Cosa fare allora? Incassare l’autonomia differenziata può essere utile a salvarsi. Ieri è iniziata la discussione generale in Senato. Non a caso un salviniano doc come Alberto Stefani ha scolpito questa frase: «Giornata storica per la Lega: parte al Senato l’iter della riforma per l’Autonomia regionale. Grazie al ministro Calderoli che, con il suo costante impegno, sta portando avanti celermente una riforma essenziale che i veneti hanno chiesto a gran voce con il referendum del 2017. Avanti così».

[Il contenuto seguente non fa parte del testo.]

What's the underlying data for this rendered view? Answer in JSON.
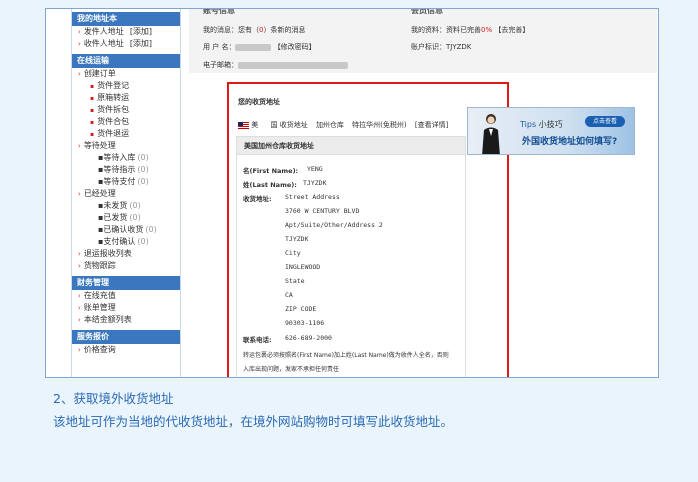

SALVINI, L’AUTONOMIA E VANNACCI
E un altro salviniano doc come il sottosegretario Massimo Bitonci si è espresso in questi termini: «Grazie all’incessante lavoro del ministro Calderoli e della Lega, oggi siamo qui in aula Senato per discutere le pregiudiziali sulle disposizioni per l’attuazione dell’autonomia differenziata delle Regioni a statuto ordinario. Una riforma improcrastinabile ai sensi dell’articolo 116, terzo comma, della Costituzione. Attuazione chiesta a viva voce da veneti e lombardi, grazie al referendum voluto dalle regioni nel 2017, che porterà alla definizione dei Lep (Livelli essenziali delle prestazioni), già inseriti nella legge di Bilancio, con benefici, nuovo sviluppo e tutele per tutte le Regioni. Un iter che vuole porre fine ai danni del centralismo statale, che ha portato a una nazione a doppia velocità. Una riforma che mira alla responsabilizzazione degli amministratori con l’assunzione di nuove deleghe e competenze».

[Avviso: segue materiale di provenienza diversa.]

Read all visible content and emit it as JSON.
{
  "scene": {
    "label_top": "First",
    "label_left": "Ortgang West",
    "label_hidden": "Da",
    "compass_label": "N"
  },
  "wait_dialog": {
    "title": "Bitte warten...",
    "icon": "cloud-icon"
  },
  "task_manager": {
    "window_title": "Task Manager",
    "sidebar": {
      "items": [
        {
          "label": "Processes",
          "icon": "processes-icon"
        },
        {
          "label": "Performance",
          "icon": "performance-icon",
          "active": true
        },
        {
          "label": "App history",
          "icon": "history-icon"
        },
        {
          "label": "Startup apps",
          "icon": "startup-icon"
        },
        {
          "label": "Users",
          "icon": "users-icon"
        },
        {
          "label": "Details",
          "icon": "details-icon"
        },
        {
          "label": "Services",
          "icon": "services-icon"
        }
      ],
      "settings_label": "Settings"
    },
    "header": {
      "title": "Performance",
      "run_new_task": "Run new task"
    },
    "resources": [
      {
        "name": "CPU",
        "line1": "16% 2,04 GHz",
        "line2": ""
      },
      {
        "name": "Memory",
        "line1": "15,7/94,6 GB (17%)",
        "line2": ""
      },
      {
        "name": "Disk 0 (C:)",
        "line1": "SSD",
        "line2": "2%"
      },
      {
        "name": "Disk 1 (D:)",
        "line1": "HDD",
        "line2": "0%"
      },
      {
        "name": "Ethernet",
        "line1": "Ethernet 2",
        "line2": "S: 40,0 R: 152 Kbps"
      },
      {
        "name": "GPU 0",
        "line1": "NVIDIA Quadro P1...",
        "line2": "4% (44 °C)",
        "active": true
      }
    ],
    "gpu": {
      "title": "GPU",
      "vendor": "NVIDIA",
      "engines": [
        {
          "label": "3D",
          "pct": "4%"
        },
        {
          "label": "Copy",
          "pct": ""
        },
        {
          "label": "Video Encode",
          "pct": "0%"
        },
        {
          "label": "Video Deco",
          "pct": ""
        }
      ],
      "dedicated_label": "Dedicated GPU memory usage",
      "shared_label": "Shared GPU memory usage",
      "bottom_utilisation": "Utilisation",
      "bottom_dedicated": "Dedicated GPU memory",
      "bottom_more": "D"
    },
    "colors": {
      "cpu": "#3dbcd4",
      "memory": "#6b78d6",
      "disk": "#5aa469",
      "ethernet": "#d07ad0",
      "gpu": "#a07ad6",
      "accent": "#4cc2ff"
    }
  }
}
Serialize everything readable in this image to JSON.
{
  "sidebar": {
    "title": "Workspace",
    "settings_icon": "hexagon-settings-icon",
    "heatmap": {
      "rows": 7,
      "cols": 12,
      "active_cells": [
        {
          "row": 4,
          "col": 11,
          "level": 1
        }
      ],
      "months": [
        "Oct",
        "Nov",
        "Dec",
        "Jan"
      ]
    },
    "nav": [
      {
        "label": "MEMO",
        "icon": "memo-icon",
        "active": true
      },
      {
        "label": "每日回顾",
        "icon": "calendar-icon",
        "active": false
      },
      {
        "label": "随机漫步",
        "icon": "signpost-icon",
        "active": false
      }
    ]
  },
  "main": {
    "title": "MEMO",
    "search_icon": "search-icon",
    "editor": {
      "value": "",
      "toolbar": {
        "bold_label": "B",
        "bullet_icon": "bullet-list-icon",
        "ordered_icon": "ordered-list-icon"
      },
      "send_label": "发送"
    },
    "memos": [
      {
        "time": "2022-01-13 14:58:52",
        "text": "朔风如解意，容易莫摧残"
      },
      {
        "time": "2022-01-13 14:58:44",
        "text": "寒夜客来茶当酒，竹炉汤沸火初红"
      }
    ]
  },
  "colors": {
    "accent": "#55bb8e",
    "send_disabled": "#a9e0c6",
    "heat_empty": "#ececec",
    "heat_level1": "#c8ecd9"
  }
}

Eppure l’iter è ancora lungo. Anche perché, tra Senato e Camera, può sempre succedere qualcosa. Basterà approvarla in un ramo del Parlamento per salvarsi? Non è dato saperlo. Di sicuro i nuovi equilibri di coalizione potrebbero far perdere a Salvini una regione del Nord nel 2025 o comunque lasciare a FdI il Veneto, così da far esplodere tutto il partito. Lo stesso si può dire se la Lega non riuscisse a raggiungere almeno il 10% alle Europee. Ed è la ragione per cui Salvini vorrebbe cambiare spartito.

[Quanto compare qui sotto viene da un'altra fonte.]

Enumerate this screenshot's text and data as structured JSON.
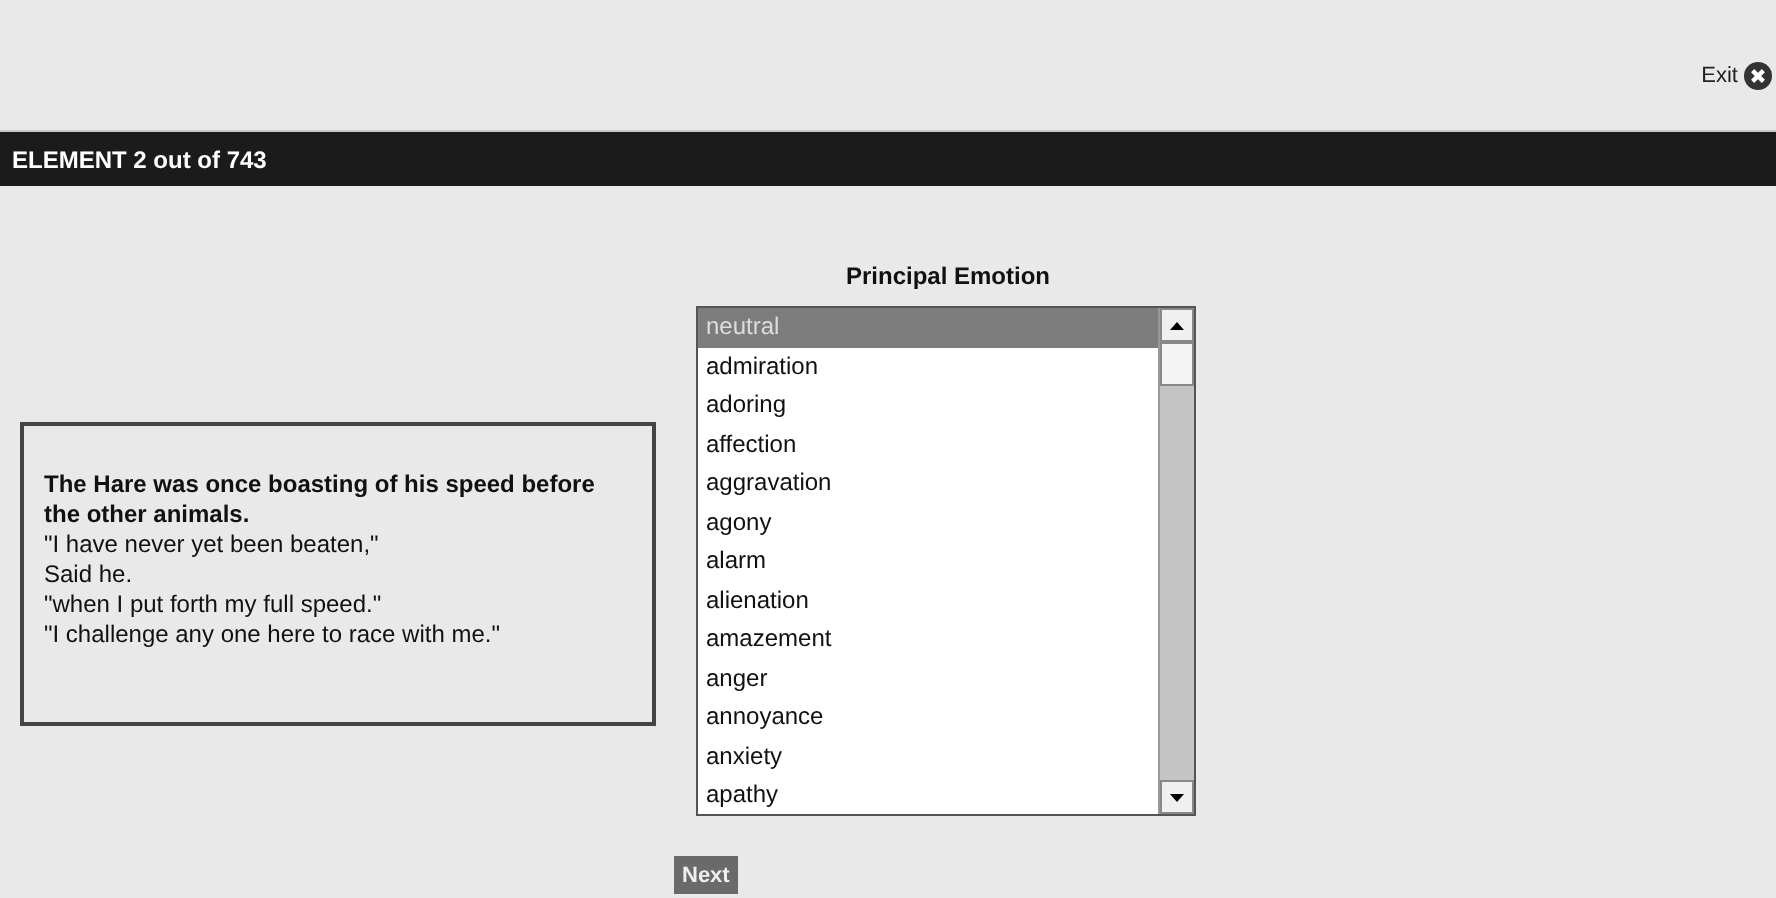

Provando a candidare figure più “larghe”, come ad esempio Roberto Vannacci, generale e autore di “Il mondo al contrario”, un libro che ha spopolato. Il leader della Lega, nel corso del federale di lunedì, si è limitato a dire di averlo incontrato senza avere ancora la risposta definitiva. Certo, il generale continua a giocare sulla questione. Dice e non dice. Un giorno ammicca e un altro prende le distanze. E tutto questo non aiuta.
I “NO” DEI GOVERNATORI
Tuttavia, la vera controindicazione è che la candidatura del generale non scalda gli animi dei leghista. Al consiglio federale di lunedì la risposta dei vertici è stata timida. L’ipotesi di un Vannacci capolista in tutte le circoscrizioni va contro la storia della Lega, che da sempre prova a valorizzare le risorse del territorio. Salvini ha provato a convincere i governatori delle Regioni del Nord, le tre punte di diamante di Lombardia, Veneto e Friuli Venezia Giulia, ma il no dei tre è stato unanime. Conseguenza vuole che Salvini abbia virato su figure alternative. Come si diceva, il sogno salviniano rimanda a Vannacci, che si può considerare una sorta di anti-Meloni. E potrebbe essere utile per intercettare tutti gli insoddisfatti di destra delusi da Giorgia Meloni. I tormenti, come si vede, continuano.